Listing advice for a rookie

8 Replies

So I got my salesperson license a couple of years ago so I could control any deals I came across. I have a friend who would like me to sell his house, and I have never listed or sold a property before. What advice recommendations tidbits of information can any agent give me on the best way to advertise a house I am selling. I'm realtively sure I will be listing it on postlets but other than that I am at a loss. Any and all information would be greatly appreciated thank you very much.

No amount of marketing in the world will sell an overpriced listing.

If you get it listed at a good price for the market and your friend cleans it up on the outside and inside then your marketing efforts should pay off in some offers from buyers.

If your friend starts off high ( they all like to usually ) only go maybe 5% or less above the current sold's in the last month and then have built in markdowns for the listing contract.

Make sure co-op is great to buyers broker/agent to drive traffic to the property.  

I usually turn to youtube in these scenarios - "How to market a new listing" should turn up some good results! :)

MLS, Postlets, craigslist.
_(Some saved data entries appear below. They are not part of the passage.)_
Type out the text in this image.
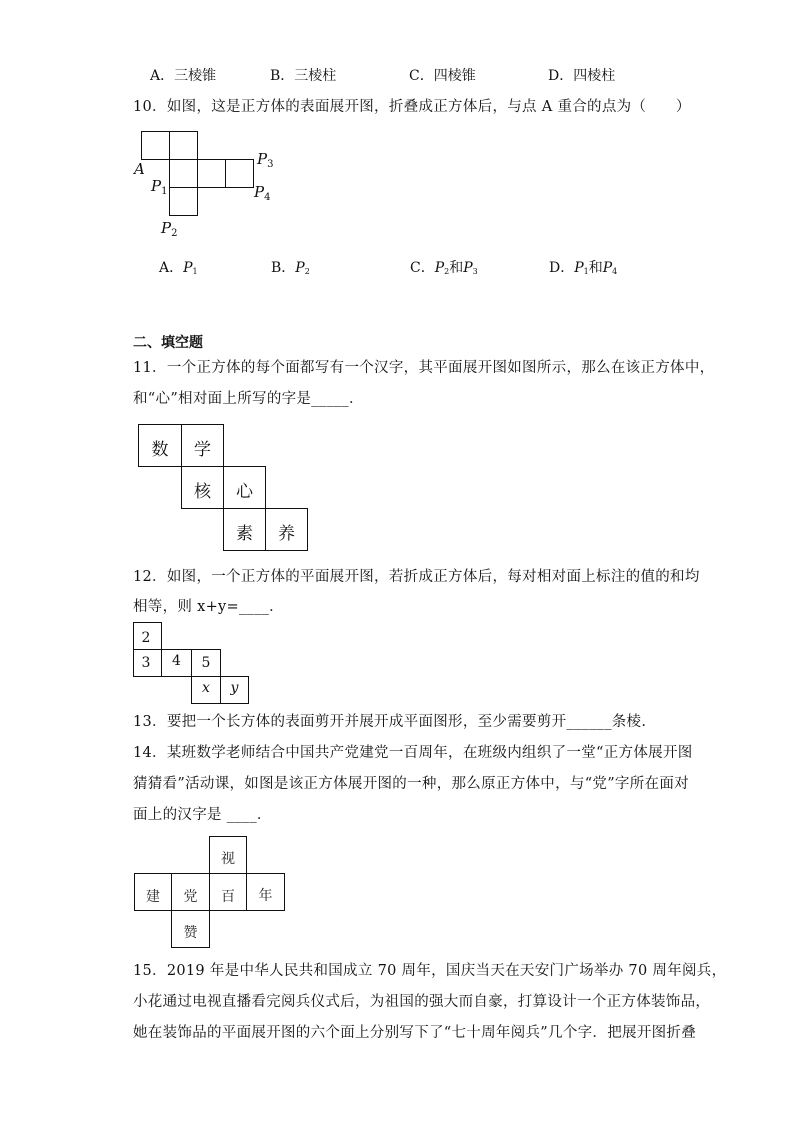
A．三棱锥	B．三棱柱	C．四棱锥	D．四棱柱
10．如图，这是正方体的表面展开图，折叠成正方体后，与点 A 重合的点为（　　）
A
$P_1$
$P_2$
$P_3$
$P_4$
A．$P_1$	B．$P_2$	C．$P_2$和$P_3$	D．$P_1$和$P_4$
二、填空题
11．一个正方体的每个面都写有一个汉字，其平面展开图如图所示，那么在该正方体中，
和“心”相对面上所写的字是_____．
数	学
核	心
素	养
12．如图，一个正方体的平面展开图，若折成正方体后，每对相对面上标注的值的和均
相等，则 x+y=____．
2
3	4	5
x	y
13．要把一个长方体的表面剪开并展开成平面图形，至少需要剪开______条棱.
14．某班数学老师结合中国共产党建党一百周年，在班级内组织了一堂“正方体展开图
猜猜看”活动课，如图是该正方体展开图的一种，那么原正方体中，与“党”字所在面对
面上的汉字是 ____．
视
建	党	百	年
赞
15．2019 年是中华人民共和国成立 70 周年，国庆当天在天安门广场举办 70 周年阅兵，
小花通过电视直播看完阅兵仪式后，为祖国的强大而自豪，打算设计一个正方体装饰品，
她在装饰品的平面展开图的六个面上分别写下了“七十周年阅兵”几个字．把展开图折叠
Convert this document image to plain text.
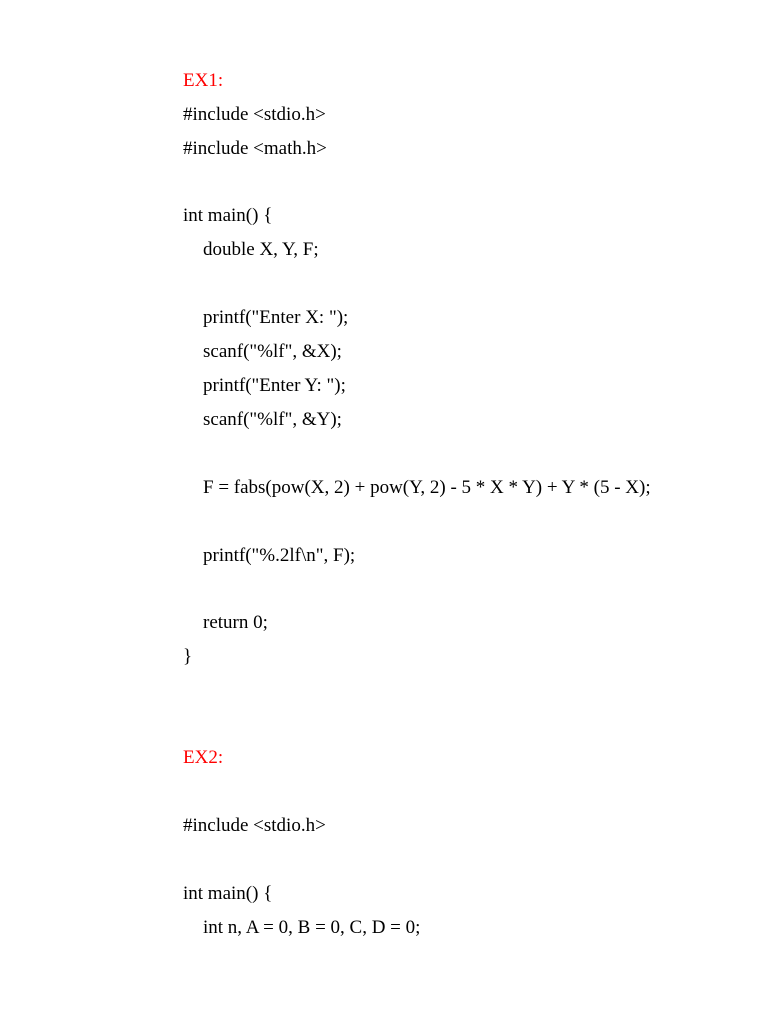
EX1:
#include <stdio.h>
#include <math.h>
int main() {
double X, Y, F;
printf("Enter X: ");
scanf("%lf", &X);
printf("Enter Y: ");
scanf("%lf", &Y);
F = fabs(pow(X, 2) + pow(Y, 2) - 5 * X * Y) + Y * (5 - X);
printf("%.2lf\n", F);
return 0;
}
EX2:
#include <stdio.h>
int main() {
int n, A = 0, B = 0, C, D = 0;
Make sure you follow up on the major sites that postlets syndicates to like Zillow to make sure that the info is accurate. Get professional photos and video. (Have a professional take the video if it's a high end home.) I've used to generate a website for my property. I got access through my mortgage broker. I don't know how effective my website was because you have to promote it to drive traffic to it.

You can promote your listing in Facebook. You can "boost" your page, set a budget for your advertising and target specific demographics.

Some people like to send mailers or drop off fliers within a few blocks of the house you're selling hoping to reach neighbors that would like friends or family to move into the neighborhood. You can door knock these neighbors as well. If you don't find a buyer this way, at least you'll have a chance to prospect for new clients.

Good luck!

P.S. I agree with pricing it well. All your efforts will be wasted if you price the house too high. It will sit there and become stale. Listing it too low is not as much as a problem since adjusting the price upward doesn't have the same negative effect as bringing it down.

If the house is in great condition and priced right it'll sell. Just throw it on the MLS, let the MLS feed to all the other sites, send a message email to all the agents in the area and it'll be gone. But, again... it has to be in GREAT CONDITION and PRICED RIGHT.

Lots of good tips here. If it's in a good market, priced right, and shows well then it will sell. It will also benefit you to pay for professional photos as that's usually your first impression on other agents and potential buyers. 

I think keys are a successful listing are:

1. Price - the best marketing in the world doesn't do much for an overpriced listing

2. Photos - they should be clear and from a good vantage point to show the rooms

3. Condition - don't go crazy on landscaping, but pay attention to "curb appeal"

4. Description - point out the best features, but don't oversell

Before you list in the MLS, I would pre-market with other Real Estate agents. This may should help with initial traffic it also should give you a chance to get some feedback on the price and possibly any repairs/updates that would increase interest.

@George Moehlenhoff  There are only 3 reason a house doesn't sell.  Price, Location, and Condition.  If the home is in good condition, and in a desirable location (not in the slums, low crime rate, etc) then really the only thing in your control is the price.  When I price homes, I think of it in the following example.

If my comparative market analysis tells me the home is valued at $100k, this is how I sell it.

If I price the home too high at say $130k-$140k then the exposure its going to get are from people looking in the $130k-140k range.  When you compare the house to other homes that should be valued that high, your $100k house will lose every time.  Also, people that are looking at homes priced at $100k aren't going to see your home because they can't afford it.  So when you price too high, you lose out on the buyers in the price range you should have been in.  

On the flip side, if you price your $100k home too low in say the $75k-80k range, you'll be missing out on profits because the home will be undervalued, and you can assume the buyers are going to put in a lower offer than that as well.  

The objective is to find out what the home value should be, and price it accordingly.  If you have a $100k home, and you price it near that range, you'll either get close to what it's worth, a little bit more than what it's worth, or best case scenario you will get multiple offers and that will drive the price up higher than expected.

Hope my examples made sense and were easy to follow.  I tried to do basic numbers to make my point, obviously every home is different.  Good luck!

Are you sure you doing your friend a favor? You have never sold a real estate befor. You might want to leave it up to a professional.  If you mess up the contract it could cost you your friendship.